Mayor Dick Pouliot of “Pumpkin Capital” Caro, Mich., is also helping the effort.

“We are promoting this on Instagram, but what we are finding in this digital-social age is that fans are platform agnostic,” Dairy Queen’s Westrum said. “We might promote something on Facebook but it might get responded to on Twitter. All of these sites, including Pinterest, Vine, YouTube and Google+, are all places where our fans are spending their time. We are happy to have the conversation in any of these channels.”

The #BlizzardBattle campaign went live on Sept. 1, with the introductions of the Blizzard flavors into the restaurants. Voting concludes on Sept. 29, Westrum said.

While apple lags in voting, “Right now in our restaurants, apple is actually out-selling pumpkin,” he said. “Pumpkin may have had a head start, but we think apple will be up there with some of the greats.”

Dairy Queen said it has been pleased with the results.

“Fans are interacting with our brand on all these available social channels,” Westrum said. “It’s a wonderful way to promote our products in different ways than television. We’ll certainly continue to play in this space.”

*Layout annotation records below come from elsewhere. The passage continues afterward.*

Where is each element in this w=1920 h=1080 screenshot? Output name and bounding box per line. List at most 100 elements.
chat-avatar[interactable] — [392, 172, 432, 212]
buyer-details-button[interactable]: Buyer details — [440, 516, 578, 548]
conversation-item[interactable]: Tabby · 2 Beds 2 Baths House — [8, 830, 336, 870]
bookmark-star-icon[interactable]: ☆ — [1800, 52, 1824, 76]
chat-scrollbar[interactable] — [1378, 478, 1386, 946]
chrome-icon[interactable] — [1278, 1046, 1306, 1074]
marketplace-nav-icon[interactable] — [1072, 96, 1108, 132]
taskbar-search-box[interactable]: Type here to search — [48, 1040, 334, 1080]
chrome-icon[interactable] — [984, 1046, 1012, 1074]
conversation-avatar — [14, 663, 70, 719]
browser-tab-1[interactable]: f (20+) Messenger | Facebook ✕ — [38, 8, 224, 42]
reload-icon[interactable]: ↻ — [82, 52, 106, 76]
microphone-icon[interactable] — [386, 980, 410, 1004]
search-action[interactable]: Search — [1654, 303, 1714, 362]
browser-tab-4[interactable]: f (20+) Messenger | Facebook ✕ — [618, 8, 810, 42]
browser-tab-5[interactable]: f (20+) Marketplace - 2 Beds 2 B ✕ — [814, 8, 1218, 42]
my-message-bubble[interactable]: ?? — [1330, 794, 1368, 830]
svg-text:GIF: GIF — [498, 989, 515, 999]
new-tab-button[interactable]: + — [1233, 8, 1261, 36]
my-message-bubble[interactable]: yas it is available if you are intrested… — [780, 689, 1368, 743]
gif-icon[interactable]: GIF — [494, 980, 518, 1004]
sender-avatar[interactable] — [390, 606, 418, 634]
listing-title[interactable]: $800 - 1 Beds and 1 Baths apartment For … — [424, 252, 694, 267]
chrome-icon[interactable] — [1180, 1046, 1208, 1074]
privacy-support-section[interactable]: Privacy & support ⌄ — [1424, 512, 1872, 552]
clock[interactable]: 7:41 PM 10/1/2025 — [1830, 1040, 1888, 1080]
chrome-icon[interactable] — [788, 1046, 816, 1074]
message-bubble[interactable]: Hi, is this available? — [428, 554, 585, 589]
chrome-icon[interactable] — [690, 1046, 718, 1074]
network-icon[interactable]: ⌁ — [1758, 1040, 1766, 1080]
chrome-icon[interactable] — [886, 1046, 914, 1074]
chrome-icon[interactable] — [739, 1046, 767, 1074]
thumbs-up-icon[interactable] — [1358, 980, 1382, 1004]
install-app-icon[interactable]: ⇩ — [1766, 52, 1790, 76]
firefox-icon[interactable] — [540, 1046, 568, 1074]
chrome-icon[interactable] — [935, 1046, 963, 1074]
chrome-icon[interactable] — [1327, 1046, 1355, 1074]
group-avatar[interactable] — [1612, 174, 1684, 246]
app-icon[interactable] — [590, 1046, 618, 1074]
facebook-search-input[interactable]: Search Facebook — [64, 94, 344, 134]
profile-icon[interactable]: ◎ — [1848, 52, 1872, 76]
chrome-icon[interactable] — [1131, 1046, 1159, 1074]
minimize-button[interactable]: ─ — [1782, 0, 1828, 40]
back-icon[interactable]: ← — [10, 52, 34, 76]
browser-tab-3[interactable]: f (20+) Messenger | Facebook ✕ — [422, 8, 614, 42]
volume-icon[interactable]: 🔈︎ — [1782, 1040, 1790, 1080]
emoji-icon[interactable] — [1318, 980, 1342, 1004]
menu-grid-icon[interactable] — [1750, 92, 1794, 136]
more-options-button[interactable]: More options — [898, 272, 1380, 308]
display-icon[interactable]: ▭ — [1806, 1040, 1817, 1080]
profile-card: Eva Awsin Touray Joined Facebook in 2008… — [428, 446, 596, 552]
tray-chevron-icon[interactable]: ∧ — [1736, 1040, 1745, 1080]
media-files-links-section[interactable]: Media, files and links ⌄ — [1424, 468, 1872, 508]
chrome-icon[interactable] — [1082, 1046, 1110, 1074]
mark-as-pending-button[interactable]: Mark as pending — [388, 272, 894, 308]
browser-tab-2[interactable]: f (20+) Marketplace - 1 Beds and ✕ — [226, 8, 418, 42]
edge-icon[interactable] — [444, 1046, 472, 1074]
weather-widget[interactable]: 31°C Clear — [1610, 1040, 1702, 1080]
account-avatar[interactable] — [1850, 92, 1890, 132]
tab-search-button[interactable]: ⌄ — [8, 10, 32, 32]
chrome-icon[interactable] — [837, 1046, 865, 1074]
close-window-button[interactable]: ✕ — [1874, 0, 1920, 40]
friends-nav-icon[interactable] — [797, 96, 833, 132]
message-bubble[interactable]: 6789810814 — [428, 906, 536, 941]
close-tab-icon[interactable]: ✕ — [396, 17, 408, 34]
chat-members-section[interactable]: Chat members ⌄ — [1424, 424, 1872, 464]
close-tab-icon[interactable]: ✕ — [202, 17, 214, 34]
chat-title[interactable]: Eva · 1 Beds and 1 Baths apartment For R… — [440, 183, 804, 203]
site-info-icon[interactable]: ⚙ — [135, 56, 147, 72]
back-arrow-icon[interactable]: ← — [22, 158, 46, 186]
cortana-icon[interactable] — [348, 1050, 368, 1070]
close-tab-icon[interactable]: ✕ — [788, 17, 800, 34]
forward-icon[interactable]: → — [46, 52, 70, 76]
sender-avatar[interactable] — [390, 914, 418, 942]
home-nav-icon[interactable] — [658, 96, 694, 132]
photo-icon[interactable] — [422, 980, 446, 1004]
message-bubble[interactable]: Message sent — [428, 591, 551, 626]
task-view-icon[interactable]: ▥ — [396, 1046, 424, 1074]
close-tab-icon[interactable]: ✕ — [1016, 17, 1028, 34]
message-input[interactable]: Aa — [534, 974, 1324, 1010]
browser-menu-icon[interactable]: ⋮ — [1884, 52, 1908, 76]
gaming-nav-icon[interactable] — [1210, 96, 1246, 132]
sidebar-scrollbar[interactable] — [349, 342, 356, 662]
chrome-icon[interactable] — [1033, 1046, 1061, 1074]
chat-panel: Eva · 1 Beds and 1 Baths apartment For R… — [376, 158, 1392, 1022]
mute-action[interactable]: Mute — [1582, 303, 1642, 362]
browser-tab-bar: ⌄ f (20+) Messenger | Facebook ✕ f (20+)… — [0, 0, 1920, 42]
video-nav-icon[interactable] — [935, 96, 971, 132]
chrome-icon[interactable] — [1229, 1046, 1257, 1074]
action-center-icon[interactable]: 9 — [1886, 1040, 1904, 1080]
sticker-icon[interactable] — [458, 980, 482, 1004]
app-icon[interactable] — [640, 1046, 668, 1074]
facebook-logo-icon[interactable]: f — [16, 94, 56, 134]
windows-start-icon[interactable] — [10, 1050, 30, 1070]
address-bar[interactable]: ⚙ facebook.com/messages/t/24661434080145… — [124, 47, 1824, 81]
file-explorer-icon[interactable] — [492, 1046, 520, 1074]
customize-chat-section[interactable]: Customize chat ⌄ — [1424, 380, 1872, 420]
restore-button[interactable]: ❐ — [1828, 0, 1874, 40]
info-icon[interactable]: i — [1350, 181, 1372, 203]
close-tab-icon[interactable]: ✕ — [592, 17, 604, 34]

Westrum said he’s also been heartened by the rivalry between the two towns.

“It’s playful, good-natured ribbing,” he said. “People in the towns are uploading their own videos to YouTube.”

The #BlizzardBattle, which was created by an outside agency, “was originally conceived as a television idea, but we thought it might work better as a social idea,” Westrum said, adding, “so far, so good.”

Dairy Queen, a division of Berkshire Hathaway, has more than 4,500 restaurants in the United States and a total of 6,300 globally.